RESUMO
Background: Nabiximols oromucosal spray (Sativex®) is an approved add-on treatment option for moderate-to-severe treatment-resistant multiple sclerosis (MS) spasticity. Materials & methods: This prospective, observational, noninterventional, 3-month follow-up pilot study assessed the evolution of patient-selected goal attainment scale (GAS) item scores and of MS spasticity and associated symptoms during nabiximols treatment. Results: In the full analysis set (n = 21), the mean (SD) overall unweighted GAS score increased from 32.1 (3.4) at baseline to 43.6 (14.6) at month 3 (p = 0.0060), constituting a clinically meaningful change. Slight improvements were observed in MS spasticity and most associated symptoms. Nabiximols improved walking ability and was well tolerated. Conclusion: The study provides proof-of-concept that GAS methodology can be applied to MS management in daily practice.

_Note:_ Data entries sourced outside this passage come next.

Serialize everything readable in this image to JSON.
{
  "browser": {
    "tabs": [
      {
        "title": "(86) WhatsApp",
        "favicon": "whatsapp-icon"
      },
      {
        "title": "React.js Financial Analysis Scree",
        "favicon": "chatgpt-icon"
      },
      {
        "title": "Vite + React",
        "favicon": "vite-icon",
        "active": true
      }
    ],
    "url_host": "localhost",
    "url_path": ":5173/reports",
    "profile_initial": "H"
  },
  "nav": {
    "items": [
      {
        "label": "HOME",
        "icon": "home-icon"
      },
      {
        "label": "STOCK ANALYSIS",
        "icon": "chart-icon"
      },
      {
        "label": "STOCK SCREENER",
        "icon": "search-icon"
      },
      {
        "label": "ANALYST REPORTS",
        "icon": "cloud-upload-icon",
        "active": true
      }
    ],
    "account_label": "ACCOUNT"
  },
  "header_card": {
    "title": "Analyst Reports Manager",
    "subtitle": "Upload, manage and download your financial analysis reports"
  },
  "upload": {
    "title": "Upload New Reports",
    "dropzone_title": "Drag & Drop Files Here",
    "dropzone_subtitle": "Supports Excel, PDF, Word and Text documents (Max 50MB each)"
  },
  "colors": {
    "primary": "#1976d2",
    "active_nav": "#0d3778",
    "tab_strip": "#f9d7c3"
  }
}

Lay abstract Many people with multiple sclerosis (MS) have muscle stiffness in their arms and legs that hinders their ability to perform usual daily activities such as walking or using a smartphone. This study followed 21 people with MS to see whether adding nabiximols (Sativex®) spray to usual medications for muscle stiffness might help them to achieve goals (e.g., 'less fatigue', 'better walking') which had been selected individually as most important before starting treatment. After 3 months of treatment, the higher average score on the Goal Attainment Scale suggested that, overall, nabiximols can improve MS spasticity-related patient goals although outcomes varied considerably among patients. Patients also perceived improvements in muscle stiffness, other symptoms of MS and walking ability.